None that I'm aware of. Of course you could run something under qemu.
I've done some manual pre-release builds for x86_64 and x86 on gnu/linux, freebsd, and windows (using mingw + wine, this time with some trouble, see https://bugs.debian.org/cgi-bin/bugreport.cgi?bug=837108).
I compile and test gnutls dlls under wine. I use the following setup under fedora24 in case you are interested: https://gitlab.com/gnutls/gnutls/blob/master/.gitlab-ci.yml#L243
So this is a good time to be testing nettle on other architectures and other operating systems. In particular, help testing with Mac OSX and Android is appreciated (and maybe Apple ios; I'm not familiar with the details of Apple's appstore terms, so I'm not sure whether or not Nettle can be used in ios apps distributed to non-rooted devices, but I guess it might be possible for GPLv2 apps).

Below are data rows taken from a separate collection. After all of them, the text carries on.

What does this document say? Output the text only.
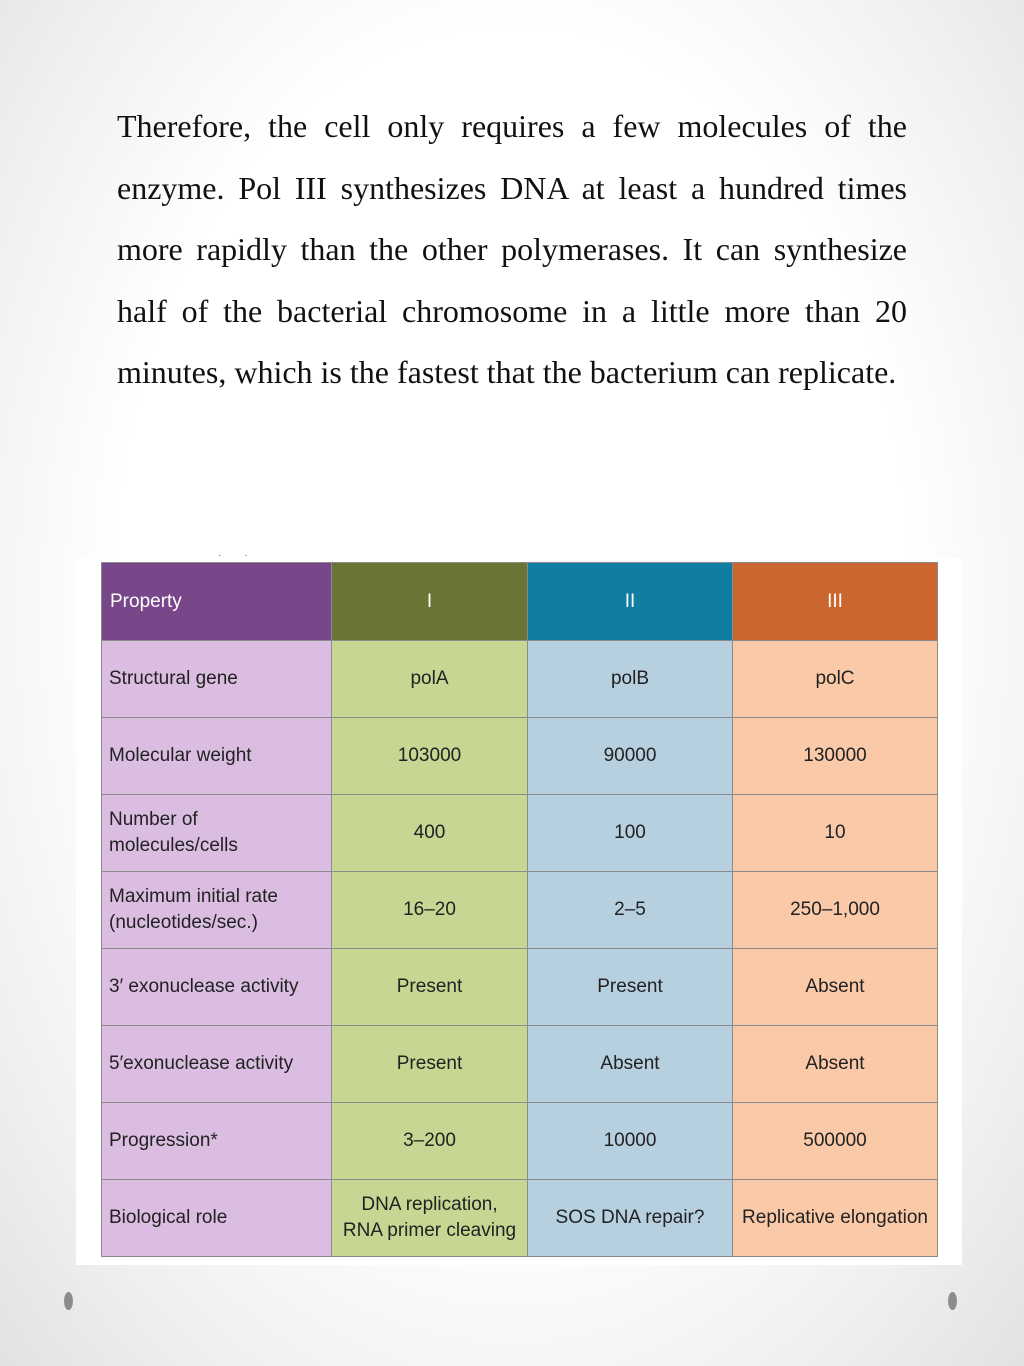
Therefore, the cell only requires a few molecules of the enzyme. Pol III synthesizes DNA at least a hundred times more rapidly than the other polymerases. It can synthesize half of the bacterial chromosome in a little more than 20 minutes, which is the fastest that the bacterium can replicate.

· ·
Property	I	II	III
Structural gene	polA	polB	polC
Molecular weight	103000	90000	130000
Number of molecules/cells	400	100	10
Maximum initial rate (nucleotides/sec.)	16–20	2–5	250–1,000
3′ exonuclease activity	Present	Present	Absent
5′exonuclease activity	Present	Absent	Absent
Progression*	3–200	10000	500000
Biological role	DNA replication, RNA primer cleaving	SOS DNA repair?	Replicative elongation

I've never compiled on osx using a CI, but I'm aware that it is possible. The stoken project does that: https://github.com/cernekee/stoken/blob/master/.travis.yml
So I guess you could simply add a .travis.yml and that job will be pulled from the github mirror of nettle: https://github.com/gnutls/nettle
You may want to test their proper operation on a branch first.